Psycholinguistics researcher & Spanish instructor at U. Illinois - Chicago

About my research

 I am interested in how the slow acquisition of abstract patterns from speech/text can be facilitated by manipulating factors like token frequency ("How often do you encounter this particular form?"), type frequency ("How many different candidate forms do you usually see in this particular context in a sentence?"), and input skewedness ("For this kind of sentence context, to what extent is the input disproportionally oriented towards a specific form?"). 

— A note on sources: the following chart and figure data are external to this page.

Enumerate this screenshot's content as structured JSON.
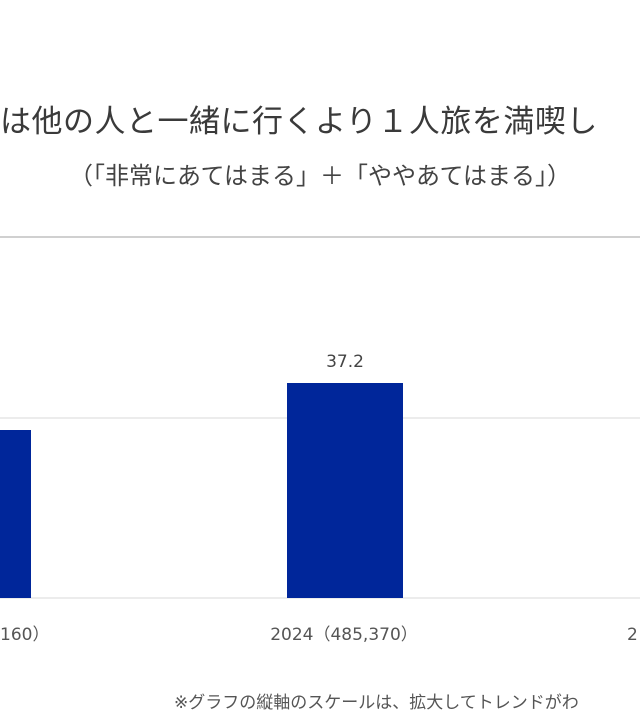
{
  "title": "は他の人と一緒に行くより１人旅を満喫し",
  "subtitle": "（「非常にあてはまる」＋「ややあてはまる」）",
  "footnote": "※グラフの縦軸のスケールは、拡大してトレンドがわ",
  "colors": {
    "bar": "#00269a",
    "gridline": "#d9d9d9"
  },
  "chart_data": {
    "type": "bar",
    "categories": [
      "160）",
      "2024（485,370）",
      "2"
    ],
    "values": [
      null,
      37.2,
      null
    ],
    "data_labels": [
      "",
      "37.2",
      ""
    ],
    "title": "は他の人と一緒に行くより１人旅を満喫し",
    "subtitle": "（「非常にあてはまる」＋「ややあてはまる」）",
    "xlabel": "",
    "ylabel": "",
    "grid": true,
    "legend": "none"
  }
}
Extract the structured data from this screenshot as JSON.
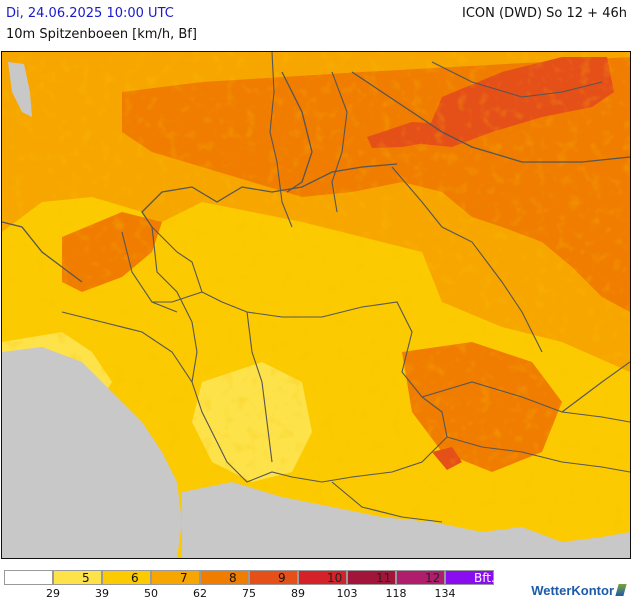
{
  "header": {
    "datetime": "Di, 24.06.2025 10:00 UTC",
    "model_run": "ICON (DWD) So 12 + 46h",
    "parameter": "10m Spitzenboeen [km/h, Bf]"
  },
  "map": {
    "region": "Germany and neighbouring countries",
    "background_outside_domain": "#c8c8c8",
    "dominant_classes": [
      "6",
      "7",
      "8"
    ],
    "strongest_area": "northeast (southern Sweden / Baltic), class 9"
  },
  "legend": {
    "classes": [
      {
        "label": "",
        "color": "#ffffff"
      },
      {
        "label": "5",
        "color": "#fde24a"
      },
      {
        "label": "6",
        "color": "#fcca00"
      },
      {
        "label": "7",
        "color": "#f7a600"
      },
      {
        "label": "8",
        "color": "#f07d00"
      },
      {
        "label": "9",
        "color": "#e55019"
      },
      {
        "label": "10",
        "color": "#d42228"
      },
      {
        "label": "11",
        "color": "#a3143a"
      },
      {
        "label": "12",
        "color": "#b11d6d"
      },
      {
        "label": "Bft.",
        "color": "#8a0cf0"
      }
    ],
    "ticks": [
      "29",
      "39",
      "50",
      "62",
      "75",
      "89",
      "103",
      "118",
      "134"
    ]
  },
  "brand": {
    "name": "WetterKontor"
  }
}
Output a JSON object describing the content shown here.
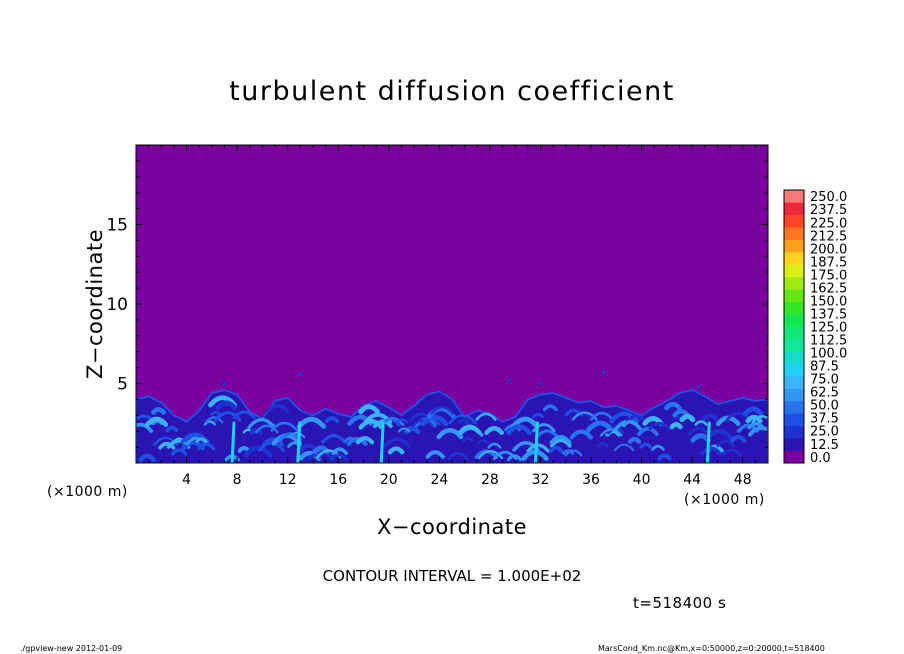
{
  "chart_data": {
    "type": "heatmap",
    "title": "turbulent diffusion coefficient",
    "xlabel": "X−coordinate",
    "ylabel": "Z−coordinate",
    "x_unit_left": "(×1000 m)",
    "x_unit_right": "(×1000 m)",
    "xlim": [
      0,
      50
    ],
    "ylim": [
      0,
      20
    ],
    "x_ticks": [
      "4",
      "8",
      "12",
      "16",
      "20",
      "24",
      "28",
      "32",
      "36",
      "40",
      "44",
      "48"
    ],
    "y_ticks": [
      "5",
      "10",
      "15"
    ],
    "colorbar": {
      "levels": [
        "0.0",
        "12.5",
        "25.0",
        "37.5",
        "50.0",
        "62.5",
        "75.0",
        "87.5",
        "100.0",
        "112.5",
        "125.0",
        "137.5",
        "150.0",
        "162.5",
        "175.0",
        "187.5",
        "200.0",
        "212.5",
        "225.0",
        "237.5",
        "250.0"
      ],
      "colors": [
        "#7b00a0",
        "#2a14b4",
        "#1e32d2",
        "#1e50e6",
        "#2873f0",
        "#3296f5",
        "#3cb4fa",
        "#1ed2f5",
        "#14dcc8",
        "#14e6a0",
        "#14e678",
        "#14e650",
        "#32e628",
        "#64e614",
        "#a0eb14",
        "#dcf014",
        "#ffd21e",
        "#ffa01e",
        "#ff781e",
        "#ff4628",
        "#f0283c",
        "#f87878"
      ]
    },
    "description_field": "max value ~100 near surface (z < 4.5 km), background 0 above",
    "boundary_layer_top_km": [
      4.0,
      4.2,
      3.8,
      3.0,
      2.6,
      3.3,
      4.4,
      4.6,
      4.3,
      3.2,
      2.8,
      3.9,
      4.1,
      3.3,
      3.0,
      3.4,
      3.1,
      2.9,
      3.6,
      3.9,
      3.5,
      3.0,
      3.6,
      4.3,
      4.5,
      4.0,
      2.9,
      3.3,
      3.1,
      2.6,
      2.9,
      4.0,
      4.3,
      4.4,
      4.1,
      3.8,
      3.9,
      3.5,
      3.6,
      3.3,
      3.0,
      3.5,
      3.9,
      4.4,
      4.6,
      4.2,
      3.7,
      3.9,
      4.1,
      3.9,
      4.0
    ]
  },
  "annotations": {
    "contour_interval": "CONTOUR INTERVAL = 1.000E+02",
    "time": "t=518400 s",
    "footer_left": "./gpview-new  2012-01-09",
    "footer_right": "MarsCond_Km.nc@Km,x=0:50000,z=0:20000,t=518400"
  }
}
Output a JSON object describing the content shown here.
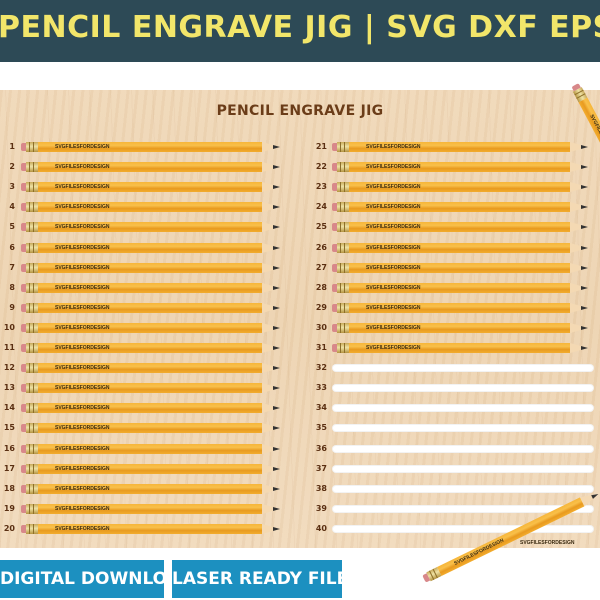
{
  "banner": {
    "title": "PENCIL ENGRAVE JIG | SVG DXF EPS DWG PDF"
  },
  "jig": {
    "title": "PENCIL ENGRAVE JIG",
    "brand": "SVGFILESFORDESIGN",
    "pencil_brand": "SVGFILESFORDESIGN",
    "left_slots": [
      "1",
      "2",
      "3",
      "4",
      "5",
      "6",
      "7",
      "8",
      "9",
      "10",
      "11",
      "12",
      "13",
      "14",
      "15",
      "16",
      "17",
      "18",
      "19",
      "20"
    ],
    "right_slots": [
      "21",
      "22",
      "23",
      "24",
      "25",
      "26",
      "27",
      "28",
      "29",
      "30",
      "31",
      "32",
      "33",
      "34",
      "35",
      "36",
      "37",
      "38",
      "39",
      "40"
    ],
    "filled_right_count": 11
  },
  "buttons": {
    "digital_download": "DIGITAL DOWNLOAD",
    "laser_ready": "LASER READY FILE"
  },
  "colors": {
    "banner_bg": "#2d4a56",
    "banner_text": "#f2e66a",
    "button_bg": "#1c90c0",
    "title_text": "#6b3d19",
    "pencil_yellow": "#f6b63a"
  }
}
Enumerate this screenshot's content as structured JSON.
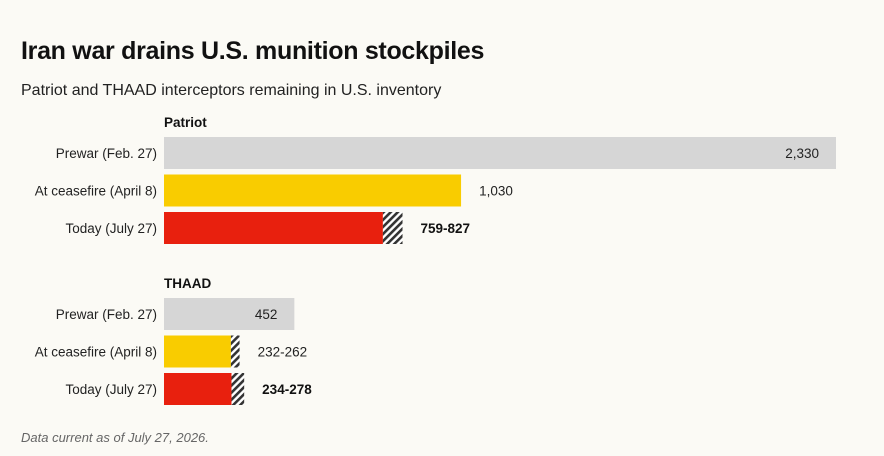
{
  "header": {
    "title": "Iran war drains U.S. munition stockpiles",
    "subtitle": "Patriot and THAAD interceptors remaining in U.S. inventory"
  },
  "footnote": "Data current as of July 27, 2026.",
  "colors": {
    "prewar": "#d6d6d6",
    "ceasefire": "#f9cc00",
    "today": "#e8200e",
    "range_hatch": "#333333"
  },
  "chart_data": [
    {
      "type": "bar",
      "orientation": "horizontal",
      "group": "Patriot",
      "categories": [
        "Prewar (Feb. 27)",
        "At ceasefire (April 8)",
        "Today (July 27)"
      ],
      "values": [
        {
          "low": 2330,
          "high": 2330,
          "label": "2,330",
          "color_key": "prewar",
          "label_inside": true,
          "bold": false
        },
        {
          "low": 1030,
          "high": 1030,
          "label": "1,030",
          "color_key": "ceasefire",
          "label_inside": false,
          "bold": false
        },
        {
          "low": 759,
          "high": 827,
          "label": "759-827",
          "color_key": "today",
          "label_inside": false,
          "bold": true
        }
      ]
    },
    {
      "type": "bar",
      "orientation": "horizontal",
      "group": "THAAD",
      "categories": [
        "Prewar (Feb. 27)",
        "At ceasefire (April 8)",
        "Today (July 27)"
      ],
      "values": [
        {
          "low": 452,
          "high": 452,
          "label": "452",
          "color_key": "prewar",
          "label_inside": true,
          "bold": false
        },
        {
          "low": 232,
          "high": 262,
          "label": "232-262",
          "color_key": "ceasefire",
          "label_inside": false,
          "bold": false
        },
        {
          "low": 234,
          "high": 278,
          "label": "234-278",
          "color_key": "today",
          "label_inside": false,
          "bold": true
        }
      ]
    }
  ]
}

Beyond informing psycholinguistic theory, this can provide tangible suggestions for language educators by addressing questions such as: does encountering a form more frequently necessarily make it easier to recognize and produce? Is it better to teach new grammar by using a wide variety of words in the examples, or by sticking to a few familiar vocabulary items? Should teachers approximate the input frequencies encountered “in the real world,” or is it possible to tailor classroom input to facilitate L2 acquisition? The answers to such questions would be relevant at the level of designing a curriculum, at the level of planning a class activity, and even at the level of adjusting how a teacher uses the target language when speaking face-to-face with their students.

 More recently, I have become interest in how L2 morphosyntax acquisition is affected by implicit/unintentional/non-attentive and explicit/willful/attentive processes, which can potentially be pulled apart from the EEG signal using new decoding methods. The ultimate goal is to find the trade-off between deliberate rule-based learning and sheer practice/exposure that is most conducive to language learning, such that individual students can deliberately change the way that they pay attention to real-time language speech/text to maximize comprehension (and, thus, long-term learning) of the L2. If we can tailor these kinds of recommendations according to individuals'  particular cognitive profiles (which may vary along dimensions of working memory, executive control, etc.), then even better! 

Beyond just EEG methods, I am also interested in corpus-based methods. Recent projects include:

  • vocabulary profiling of language learner essays through word frequency-based measures
  • analyses of the word properties that drive development of Spanish grammatical constructions across proficiency levels
  • comparisons of heritage vs. native speaker Spanish word collocations.